Between the Battlefield and the Canvas
http://watchingamerica.com/News/233635/between-the-battlefield-and-the-canvas/
Between the Battlefield and the Canvas
Al-Khaleej, UAE
By Amjad 'Arar
Translated By Joseph McBirnie
27 February 2014
Edited by Gillian Palmer
We have in Arabic the popular saying, The free (not busy) act as judge. But in America, it seems the free act as painter. In one of the most ironic perceptions of modern politics, we hear that former U.S. President George W. Bush has turned to painting since leaving the White House. He will display his art, which includes 20 paintings, in the April exhibition. So after two terms and two campaigns to occupy Afghanistan and Iraq, adorned with his sagas of Abu Ghraib, Guantanamo and support for Israel, he, now influenced by Churchills 1948 Drawing for Entertainment, has begun flirting with brushes and colors.
Thus, history has granted this symbolic event, which moves between the battlefield and the arts. Other artist-politicians have attempted to put a price on their art, ignoring the gruesomeness and blood of the thousands of victims behind their works.
Ehud Barak, for example, plays the piano fluently. But the undeserving Zionist general should be applauded not for his musical creativity, but for the creativity of murdering Palestinians and the art of sniping the heads of their children. His greatest creation was the defensive shield which brightly outlined the massacres in the Jenin refugee camp and the towns of Nablus and Ramallah.

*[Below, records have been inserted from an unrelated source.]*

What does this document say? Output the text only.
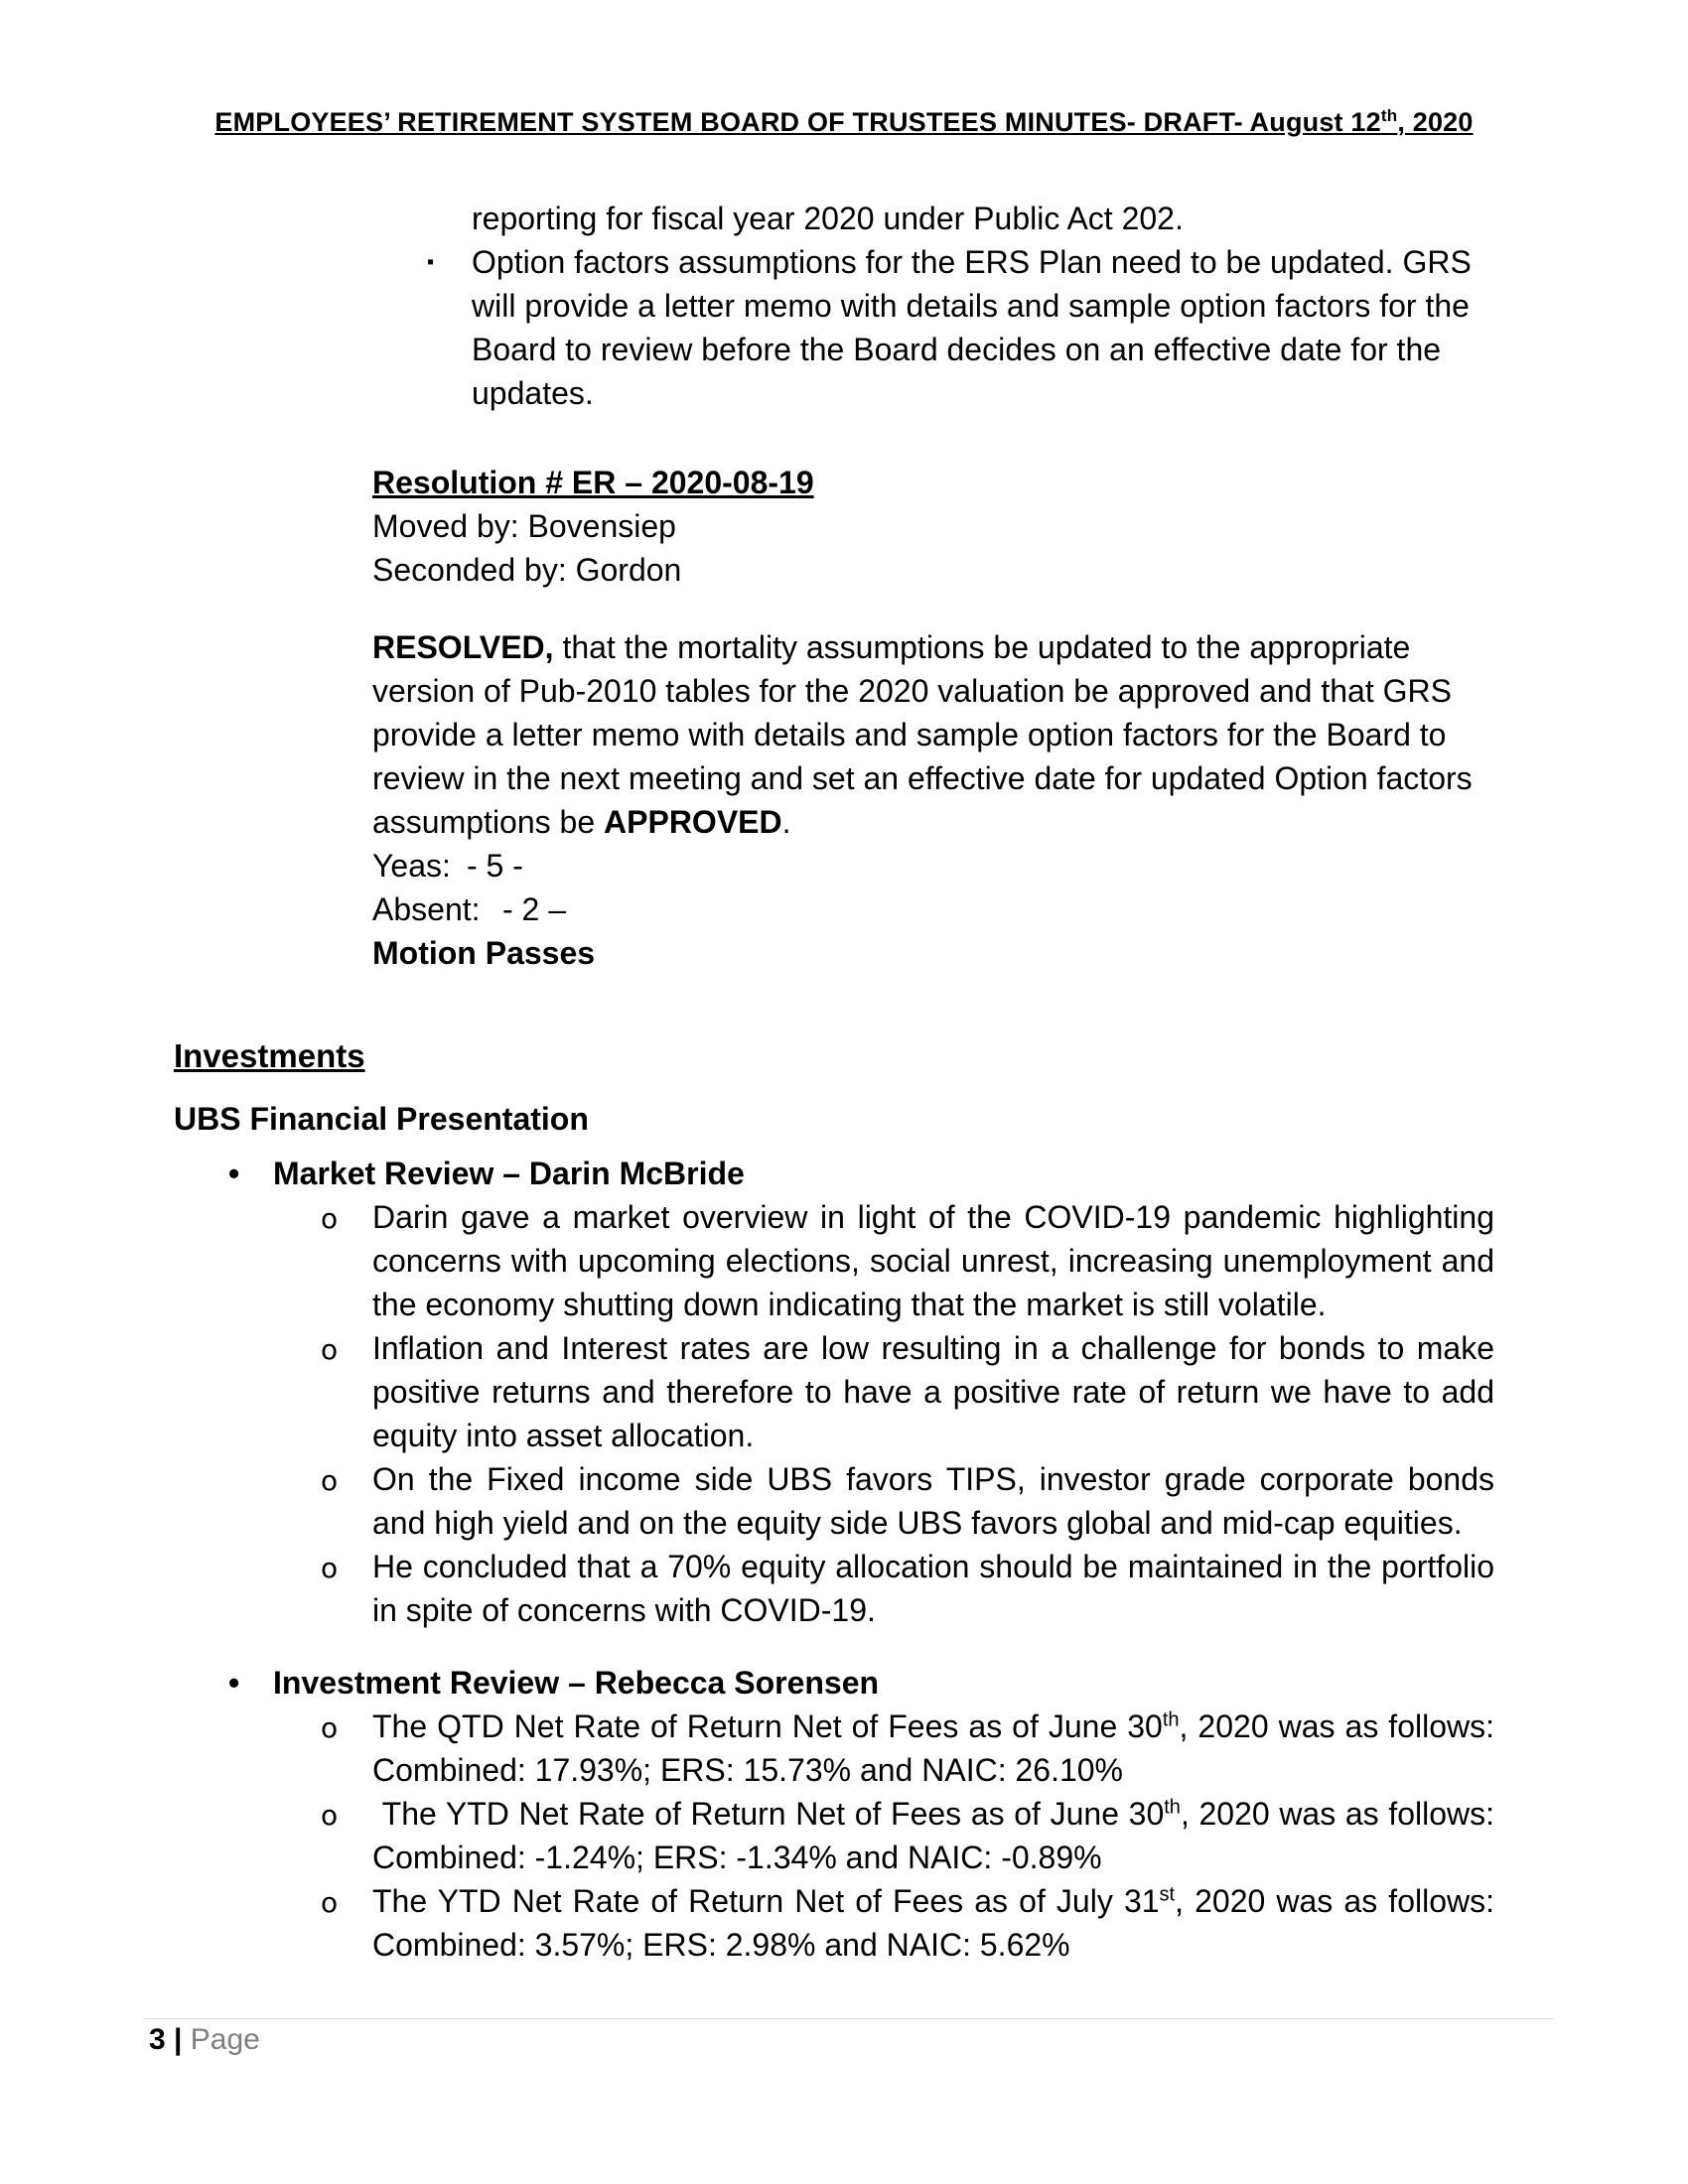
EMPLOYEES’ RETIREMENT SYSTEM BOARD OF TRUSTEES MINUTES- DRAFT- August 12th, 2020
reporting for fiscal year 2020 under Public Act 202.
▪ Option factors assumptions for the ERS Plan need to be updated. GRS will provide a letter memo with details and sample option factors for the Board to review before the Board decides on an effective date for the updates.

Resolution # ER – 2020-08-19

Moved by: Bovensiep

Seconded by: Gordon

RESOLVED, that the mortality assumptions be updated to the appropriate version of Pub-2010 tables for the 2020 valuation be approved and that GRS provide a letter memo with details and sample option factors for the Board to review in the next meeting and set an effective date for updated Option factors assumptions be APPROVED.

Yeas: - 5 -

Absent: - 2 –

Motion Passes

Investments
UBS Financial Presentation
• Market Review – Darin McBride
o Darin gave a market overview in light of the COVID-19 pandemic highlighting concerns with upcoming elections, social unrest, increasing unemployment and the economy shutting down indicating that the market is still volatile.
o Inflation and Interest rates are low resulting in a challenge for bonds to make positive returns and therefore to have a positive rate of return we have to add equity into asset allocation.
o On the Fixed income side UBS favors TIPS, investor grade corporate bonds and high yield and on the equity side UBS favors global and mid-cap equities.
o He concluded that a 70% equity allocation should be maintained in the portfolio in spite of concerns with COVID-19.
• Investment Review – Rebecca Sorensen
o The QTD Net Rate of Return Net of Fees as of June 30th, 2020 was as follows: Combined: 17.93%; ERS: 15.73% and NAIC: 26.10%
o The YTD Net Rate of Return Net of Fees as of June 30th, 2020 was as follows: Combined: -1.24%; ERS: -1.34% and NAIC: -0.89%
o The YTD Net Rate of Return Net of Fees as of July 31st, 2020 was as follows: Combined: 3.57%; ERS: 2.98% and NAIC: 5.62%
3 | Page
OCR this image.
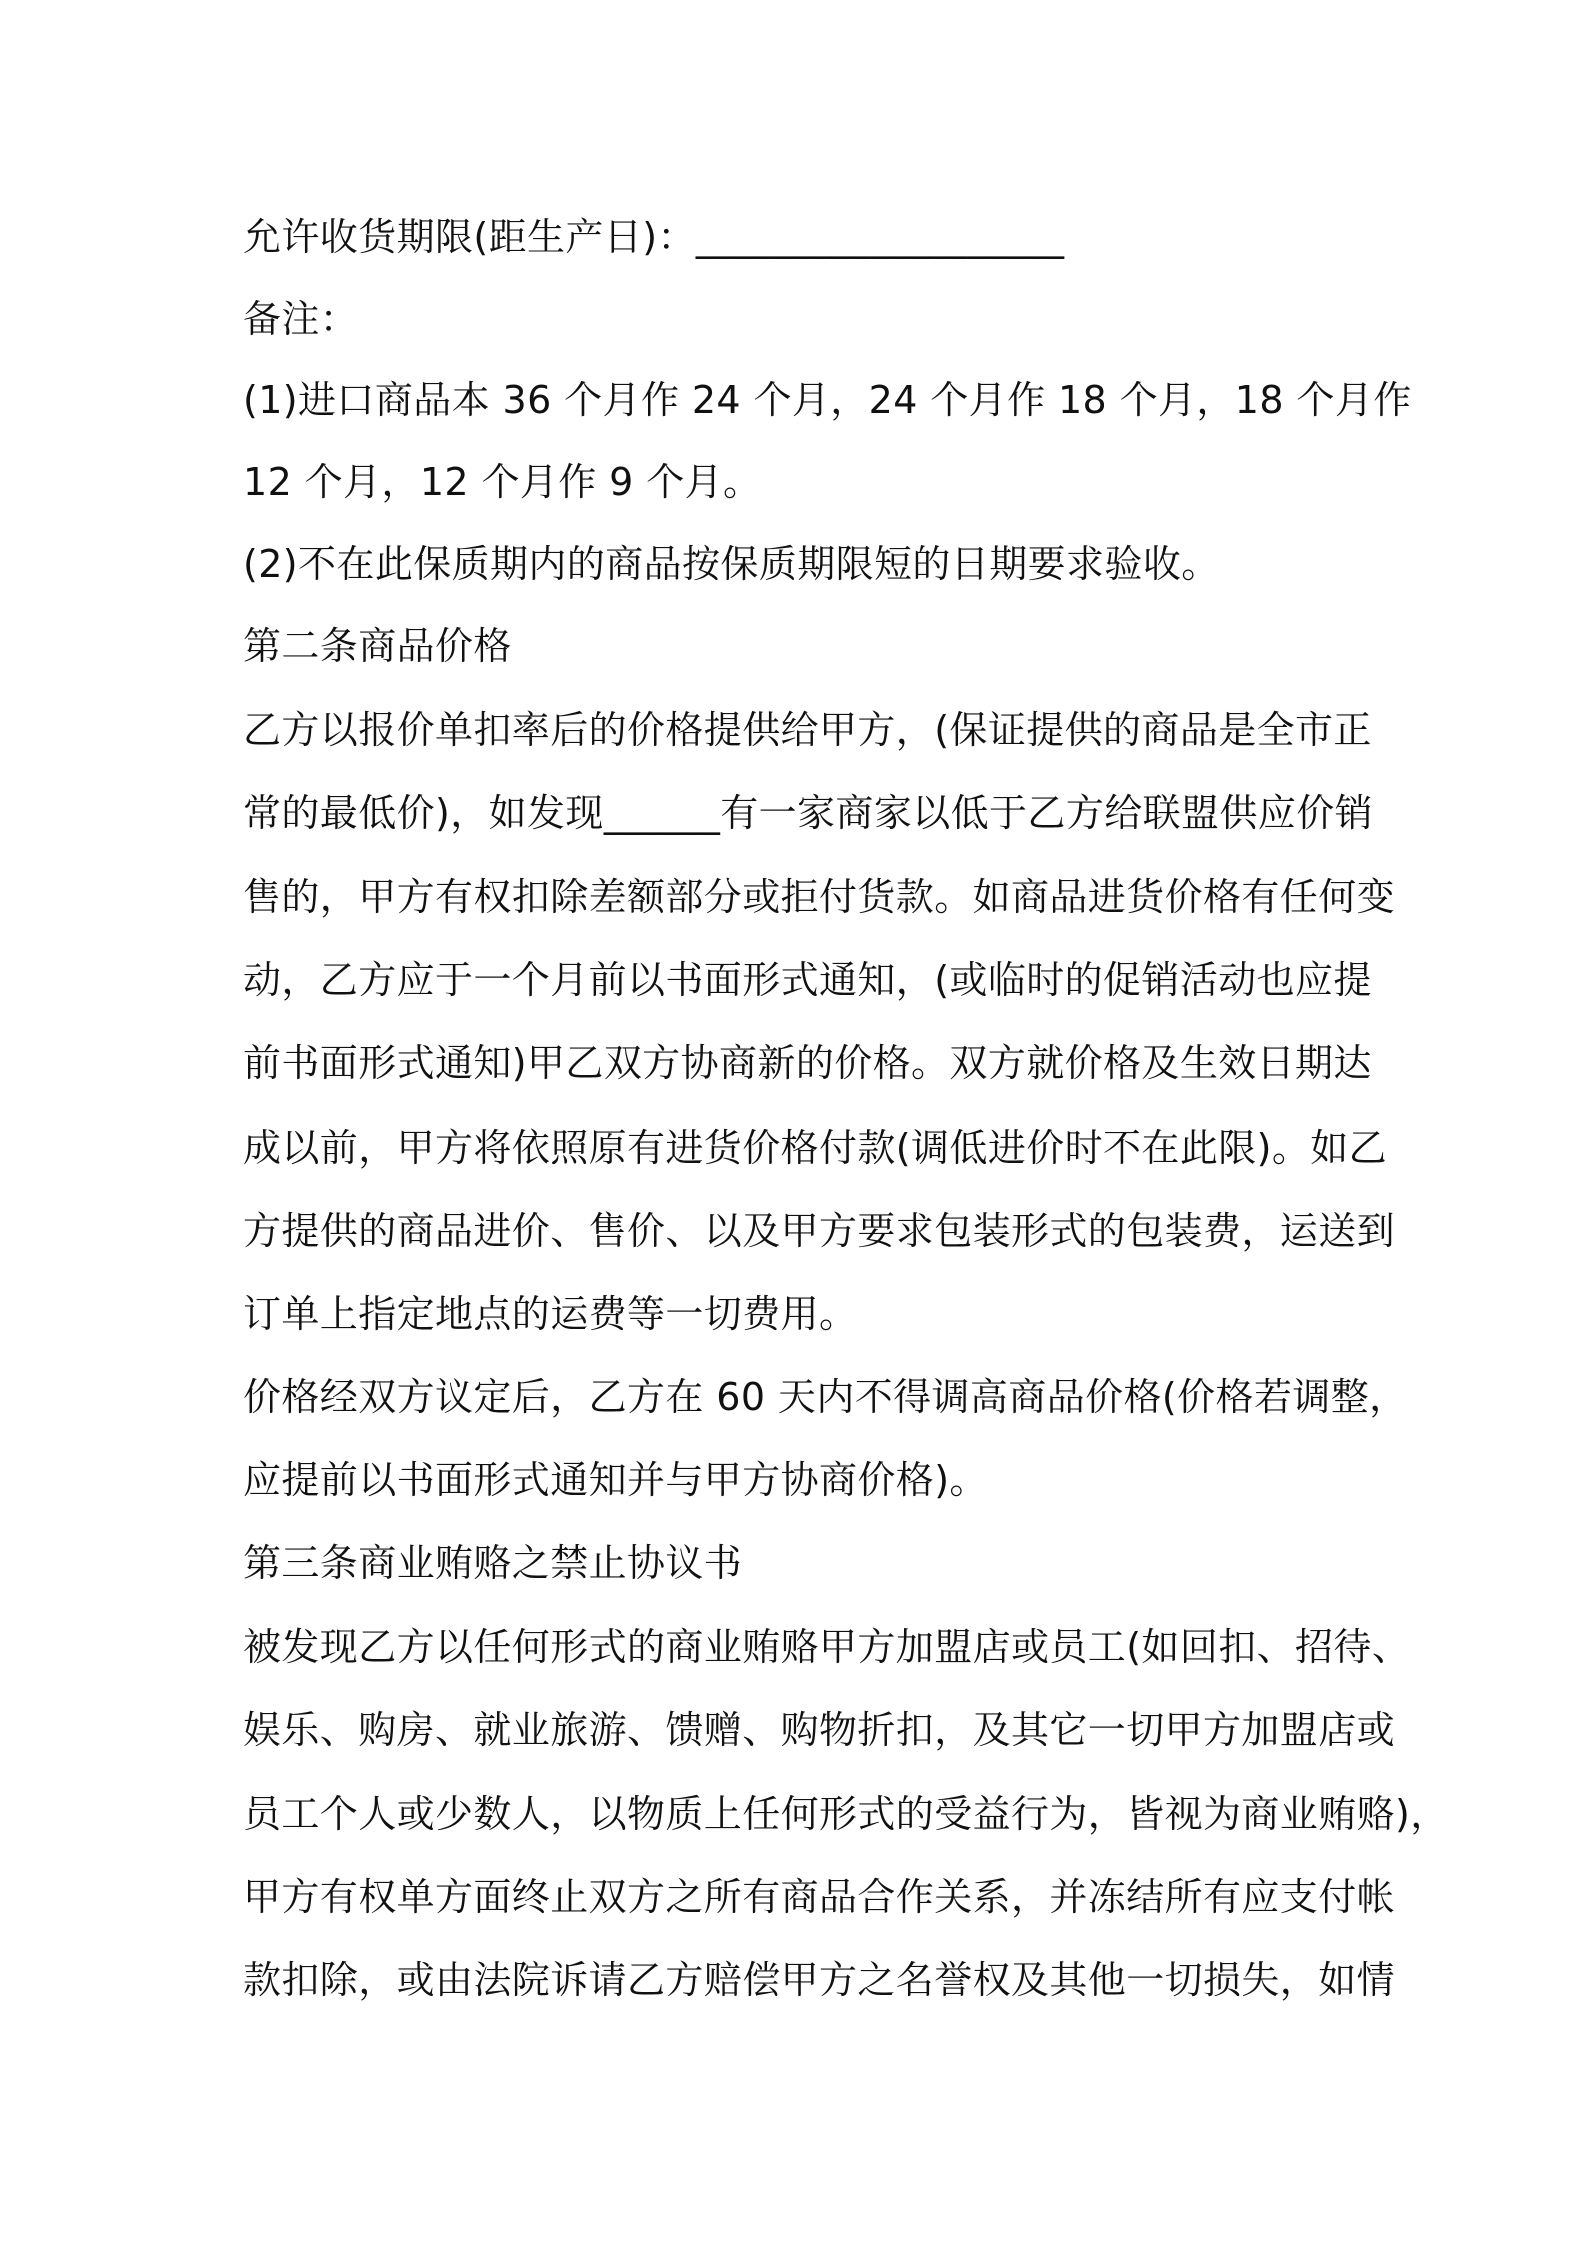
允许收货期限(距生产日)：___________________
备注：
(1)进口商品本 36 个月作 24 个月，24 个月作 18 个月，18 个月作
12 个月，12 个月作 9 个月。
(2)不在此保质期内的商品按保质期限短的日期要求验收。
第二条商品价格
乙方以报价单扣率后的价格提供给甲方，(保证提供的商品是全市正
常的最低价)，如发现______有一家商家以低于乙方给联盟供应价销
售的，甲方有权扣除差额部分或拒付货款。如商品进货价格有任何变
动，乙方应于一个月前以书面形式通知，(或临时的促销活动也应提
前书面形式通知)甲乙双方协商新的价格。双方就价格及生效日期达
成以前，甲方将依照原有进货价格付款(调低进价时不在此限)。如乙
方提供的商品进价、售价、以及甲方要求包装形式的包装费，运送到
订单上指定地点的运费等一切费用。
价格经双方议定后，乙方在 60 天内不得调高商品价格(价格若调整，
应提前以书面形式通知并与甲方协商价格)。
第三条商业贿赂之禁止协议书
被发现乙方以任何形式的商业贿赂甲方加盟店或员工(如回扣、招待、
娱乐、购房、就业旅游、馈赠、购物折扣，及其它一切甲方加盟店或
员工个人或少数人，以物质上任何形式的受益行为，皆视为商业贿赂)，
甲方有权单方面终止双方之所有商品合作关系，并冻结所有应支付帐
款扣除，或由法院诉请乙方赔偿甲方之名誉权及其他一切损失，如情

The examples of painters who mask their ugly politics and vaunt their art and literature to justify their indiscriminate killings under the banners of pro-democracy, anti-dictatorship are too many to name. Nazi leader Adolf Hitler, in addition to his ruthlessness and militarism, made many beautiful paintings between 1908 and 1913 in Vienna. His bright colors certainly contradicted his efforts at ethnic, political and cultural extermination, and only failed to mask his racism.